Vibrionen werden bei der Qualitätskontrolle nicht berücksichtigt, spielen aber dennoch eine Rolle: Sie können vor allem in seichteren und wärmeren Gewässern vorkommen und Infektionen hervorrufen. Toxinbildende Vibrionen wiederum sind als Verursacher der Cholera vor allem für Fernreisende von Bedeutung.

Manuela-C. Warscher

In Österreich gibt es 261 EU-Badestellen, die regelmäßigen Wasserqualitätskontrollen nach EU-Kriterien unterliegen. Dabei wird primär auf Indikatorkeime, die auf eine Verschmutzung mit Fäkalien wie E. coli oder intestinale Enterokokken hindeuten, geachtet. „Vibrionen werden dabei nicht berücksichtigt“, sagt Priv. Doz. Dorothea Orth-Höller vom Mikrobiologischen Labor MB-LAB in Innsbruck.
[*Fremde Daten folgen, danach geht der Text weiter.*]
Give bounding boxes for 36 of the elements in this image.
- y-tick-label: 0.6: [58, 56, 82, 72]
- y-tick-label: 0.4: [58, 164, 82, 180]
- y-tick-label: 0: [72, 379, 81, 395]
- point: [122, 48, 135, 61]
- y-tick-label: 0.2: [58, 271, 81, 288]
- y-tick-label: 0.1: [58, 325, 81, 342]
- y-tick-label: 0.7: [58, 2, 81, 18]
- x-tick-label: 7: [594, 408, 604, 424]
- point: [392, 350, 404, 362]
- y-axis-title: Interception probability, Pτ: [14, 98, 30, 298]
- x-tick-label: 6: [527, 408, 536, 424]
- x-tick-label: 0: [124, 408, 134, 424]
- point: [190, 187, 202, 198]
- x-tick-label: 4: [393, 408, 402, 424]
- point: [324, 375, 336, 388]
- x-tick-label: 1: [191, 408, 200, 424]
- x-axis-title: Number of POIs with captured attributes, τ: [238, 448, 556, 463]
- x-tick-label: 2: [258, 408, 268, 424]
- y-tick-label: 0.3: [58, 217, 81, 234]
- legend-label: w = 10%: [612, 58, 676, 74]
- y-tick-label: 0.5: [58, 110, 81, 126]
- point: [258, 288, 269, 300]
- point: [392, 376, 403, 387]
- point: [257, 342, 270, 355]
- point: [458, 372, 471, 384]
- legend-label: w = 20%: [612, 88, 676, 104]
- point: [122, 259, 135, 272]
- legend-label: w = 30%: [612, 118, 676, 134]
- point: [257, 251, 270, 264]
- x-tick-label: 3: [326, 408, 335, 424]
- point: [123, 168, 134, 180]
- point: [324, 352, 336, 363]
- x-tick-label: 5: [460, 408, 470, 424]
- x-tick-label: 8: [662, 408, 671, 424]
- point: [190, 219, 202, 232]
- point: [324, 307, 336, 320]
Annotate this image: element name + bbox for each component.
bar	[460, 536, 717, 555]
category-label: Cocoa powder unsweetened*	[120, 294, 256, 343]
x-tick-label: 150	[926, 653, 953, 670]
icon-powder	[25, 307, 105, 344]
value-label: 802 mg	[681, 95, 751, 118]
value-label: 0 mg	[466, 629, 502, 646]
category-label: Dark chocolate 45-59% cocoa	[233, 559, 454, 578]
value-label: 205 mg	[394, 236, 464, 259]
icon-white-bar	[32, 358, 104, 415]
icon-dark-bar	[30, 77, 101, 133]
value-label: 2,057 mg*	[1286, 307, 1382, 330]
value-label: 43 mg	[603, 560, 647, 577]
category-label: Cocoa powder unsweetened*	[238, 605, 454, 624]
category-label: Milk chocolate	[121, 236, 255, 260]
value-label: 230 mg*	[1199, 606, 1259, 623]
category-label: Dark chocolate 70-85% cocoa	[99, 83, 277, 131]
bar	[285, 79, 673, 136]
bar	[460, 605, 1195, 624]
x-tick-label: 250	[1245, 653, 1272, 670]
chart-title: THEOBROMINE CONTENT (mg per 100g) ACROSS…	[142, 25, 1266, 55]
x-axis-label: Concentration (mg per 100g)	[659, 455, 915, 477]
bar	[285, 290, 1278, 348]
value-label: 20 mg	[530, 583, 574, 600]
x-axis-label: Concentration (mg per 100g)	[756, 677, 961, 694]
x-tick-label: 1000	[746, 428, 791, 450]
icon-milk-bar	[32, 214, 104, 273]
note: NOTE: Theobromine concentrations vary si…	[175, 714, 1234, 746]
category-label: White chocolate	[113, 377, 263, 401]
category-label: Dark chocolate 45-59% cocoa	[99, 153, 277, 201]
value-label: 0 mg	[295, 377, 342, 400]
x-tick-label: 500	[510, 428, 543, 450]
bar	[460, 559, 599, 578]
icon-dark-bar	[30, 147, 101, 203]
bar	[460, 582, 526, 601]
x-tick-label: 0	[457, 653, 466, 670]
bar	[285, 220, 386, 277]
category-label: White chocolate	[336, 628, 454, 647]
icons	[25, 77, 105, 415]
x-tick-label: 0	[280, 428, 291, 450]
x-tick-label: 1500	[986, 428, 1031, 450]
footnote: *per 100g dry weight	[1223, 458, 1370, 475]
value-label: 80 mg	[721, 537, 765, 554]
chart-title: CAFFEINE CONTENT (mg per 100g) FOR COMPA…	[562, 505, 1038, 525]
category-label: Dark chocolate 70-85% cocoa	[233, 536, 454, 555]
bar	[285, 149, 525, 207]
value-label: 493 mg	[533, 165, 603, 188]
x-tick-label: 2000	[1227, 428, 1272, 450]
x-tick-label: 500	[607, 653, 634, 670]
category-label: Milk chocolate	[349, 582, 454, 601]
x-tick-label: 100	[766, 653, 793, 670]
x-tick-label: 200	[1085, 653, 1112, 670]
Dabei gehen internationale Forscher mittlerweile davon aus, dass die Prävalenz dieser Bakterien mit den steigenden Temperaturen und den abnehmenden Regenfällen in den nächsten Jahren zunehmen wird. Allerdings sei in diesem Zusammenhang auch zu bedenken, dass es immer auch eine Korrelation zwischen wärmeren Gewässern und der „Anzahl der Personen, die in die Gewässer gehen“, geben muss, erklärt Univ. Prof. Alexander Kirschner vom Institut für Hygiene und angewandte Immunologie der Medizinischen Universität Wien, der die Erhebungen zu Vibrionen-Vorkommen in Österreich in Kooperation mit Experten des Interuniversity Cooperation Centre for Water and Health an der Karl-Landsteiner-Privat-Universität für Gesundheitswissenschaften und der Technischen Universität Wien sowie dem Institut für Medizinische Mikrobiologie und Hygiene der AGES durchgeführt hat.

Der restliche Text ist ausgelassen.